Quiet returned to the Syrian-Turkish border this weekend after several days of cross-border shelling.
On Saturday, US ambassador William V. Roebuck visited Hawar news journalist Gulistan Mihemed, who was previously injured on Friday, and wished her a speedy recovery.
Moreover, US Under Secretary of State for Political Affairs, David Hale, in a meeting with his Turkish counterpart, Deputy Foreign Minister Sedat Onal, on Friday called “for a halt of exchanges of fire in the area, and underscored the need for stability in northeast Syria to ensure the enduring defeat of” the Islamic State (IS).
Some analysts weighed in on the issue, explaining that Washington is against Turkey’s actions.
“The US will make clear that it does not agree [with the] Turkish shelling and will do what it can to deter cross-border action,” Aaron Stein, a resident senior fellow at the Atlantic Council, told Kurdistan 24.

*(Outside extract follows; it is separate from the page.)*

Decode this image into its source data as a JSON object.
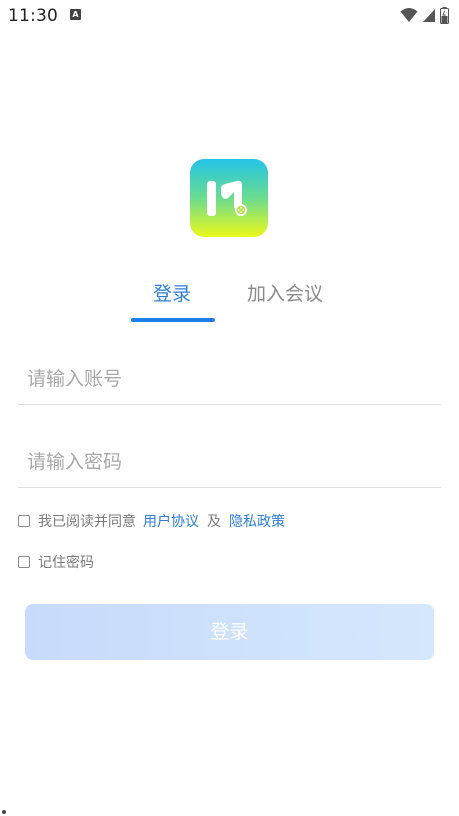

“I do think Ankara faces considerable constraints. But Turkey is clearly signaling its dissatisfaction with what look like symbolic patrols around Manbij,” he added.
Seth J. Frantzman, Executive Director of the Middle East Center for Reporting and Analysis, agreed.
“The US will work to prevent a Turkish cross-border attack because it knows this will create instability in an already fragile eastern Syria and will sabotage the Coalition’s anti-IS campaign,” he told Kurdistan 24.
According to Joshua Landis, head of the Middle East program at the University of Oklahoma, the US had previously prevented Russian and pro-Iranian forces from attacking US-protected forces in the Tanf enclave, and the Syrian Democratic Forces (SDF) in the East of Euphrates.
“The US will need to prevent Turkish cross-border attacks as well. If it does not, Turkey will escalate quickly,” he said. “The [Bashar al-Assad] government and Iran will also dial up the pressure on the American enclave.”
Moreover, Landis noted Iran and Turkey are all opposed to an American presence in the northeast of Syria.
“The one objective that unites all the regional governments is a desire to dispatch America from north Syria and prevent it from supporting the SDF or building a viable north Syria government and autonomous administration.”
Nicholas A. Heras, a Fellow at the Center for a New American Security, said the US needs the SDF since it has no alternatives thatallow the American military to have a light footprint in Syria.
“That is a fact on the ground that Turkey cannot change with an alternate force,” Heras explained. “The SDF has shown that it will not go along with the counter-IS mission if it feels like it is threatened by a Turkish invasion.”
According to Heras, the SDF’s halt in its campaign against IS “gives the United States a real incentive to keep Turkey from creating too much mischief in the areas east of the Euphrates.”
Furthermore, Maxwell B. Markusen, CSIS Associate Director and Associate Fellow, told Kurdistan 24 Turkish President Recep Tayyip Erdogan’s threats are not serious. Markusen described them as “simply rhetorical, and no more than political fodder for a domestic audience.”
“Erdogan fully understands the implications [of] conducting a cross-border attack into SDF-held territory where US troops are stationed,” he said. “That means that he can escalate his rhetoric, but it does not mean that he can attack US troops.”
“The US will continue to work through standard deconfliction channels to prevent an attack on territory held by US troops and its allies.”
Moreover, he added the US army would respond and would “bring to bear as many capabilities as necessary to defeat any opponent on the battlefield,” if attacked.